Should you be in receipt of an IM Voice call when using Lumiya, a drop-down will appear at the top of the window you are using, and you can opt to accept or reject the call. If you reject the call, but wish to converse via IM text and are not in the IM chat window, you’ll have to manually switch to the IM window for the person who called you.
If you accept the call, the microphone bar will be displayed, and your microphone will be hot.

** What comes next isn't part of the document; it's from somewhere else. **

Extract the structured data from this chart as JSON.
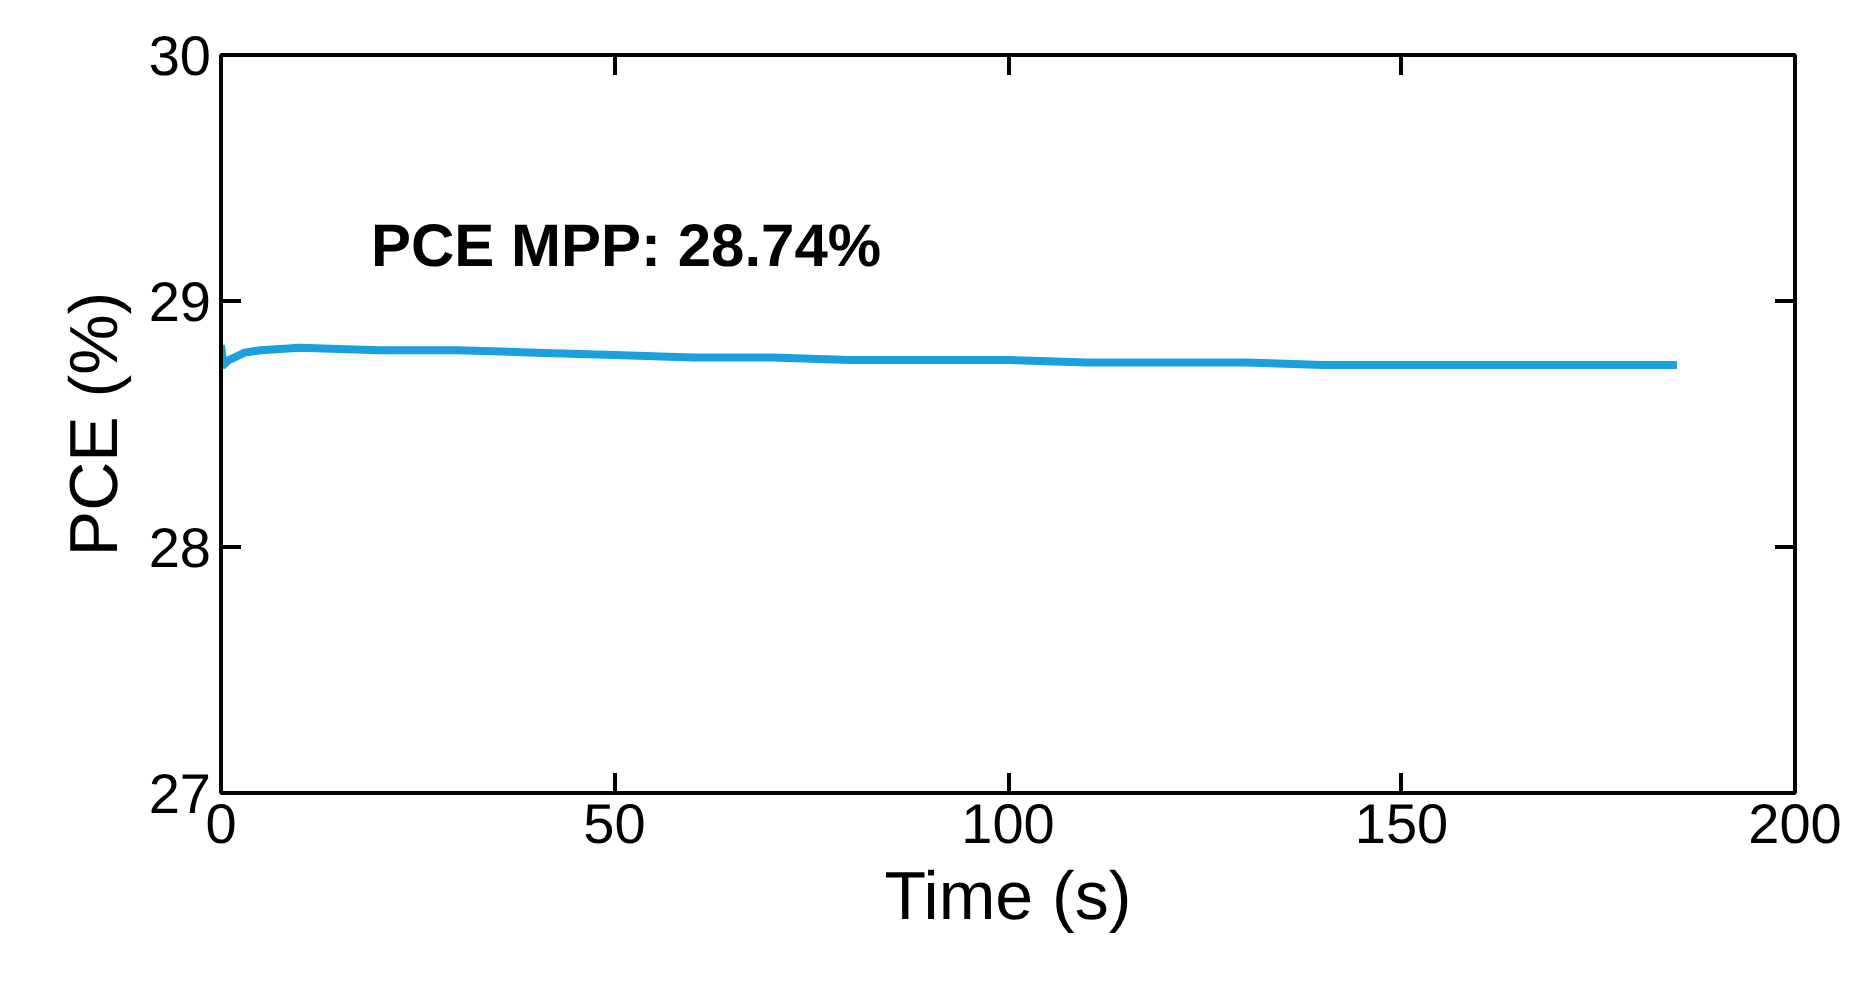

Remember to tap the bar when you’ve finished speaking to prevent any extraneous noises around you from being picked-up and transmitted in-world.
On Thursday, November 24th, Alina Lynette release Lumiya 3.2, which brings with it support for Google Cardboard and compatible VR kits and headsets!
Even though the Lab has – at least for the foreseeable future – put work on a VR headset compatible version of the viewer off to one side, interest in seeing Second Life from the “inside”, as a fully immersive VR experience remains high, and Alina has sought to rise to the challenge with Lumiya.
There are obviously a couple of caveats to using the application in VR mode:
You really need a suitable headset
You need a device with Andorid 6.0+ Marshmallow installed
I have Android 6, but I don’t have any form of headset, Cardboard or otherwise, that I can use with my device – which happens to be a Nexus 7 2013 HD Tablet – a little clunky for any headset device, although there are some out there. Nevertheless, I gave the new capability a go as best I could.
To enter VR mode on a suitable device, simply log-in to Second Life on Lumiya, and then go to the 3D view (Menu icon, top left > 3D view).
Once the view has loaded, tap the Action menu icon (top right) and select Virtual Reality Mode. The first time you do this, you will be prompted whether you want Lumiya to handle speech-to-text conversion for you to allow you to “converse” in-world, via the “microphone” button. You can deny this if you wish, but it will leave you with no means to converse.
Whether you Allow or Deny the speech-to-text conversion, Lumiya will switch output to a stereoscopic format, suitable for use with Cardboard devices and the likes of the Samsung Gear VR. Three buttons are projected into the field-of-view:
Microphone – for enabling speech-to-text translation
Finger – for touching things
Chat bubble for text-mode chat.
Any of the three can be activated by staring at the required button – it should be highlighted when your stare is registered – then pressing the Cardboard device flap (or button / magnet actuator in the case of a Cardboard V1 device). If you’re trying Lumiya in VR mode without a headset, you can try staring at the button and touching the top of the screen between the left and right view – how successful you might be is debatable, and dependent upon on a number of factor (ambience background light, etc).
Movement is achieved by tapping and holding the same area of the device (or screen, if not using a device) while not looking at any of the buttons. You will then move in the direction yo are looking. Release the device / screen to stop.
To exit VR mode, manually tap the X icon top left of the screen. The gear icon, top right can be manually used to access the Google Cardboard application for calibrating your headset device, if required (and if installed on your device).
The 3.2 release also includes a bug fix to prevent a black screen in the 3D world view when anti-aliasing is enabled.
As I am without a suitable headset kit / device, I was unsuccessful trying to test the button functionality, but the walking certainly worked for me without a hitch. Adding VR to Lumiya might seem to some a bit of a niche thing, but that doesn’t stop it from being a fun addition. It certainly further demonstrates what can be achieved with the application, and kudos (again) to Alina for her work.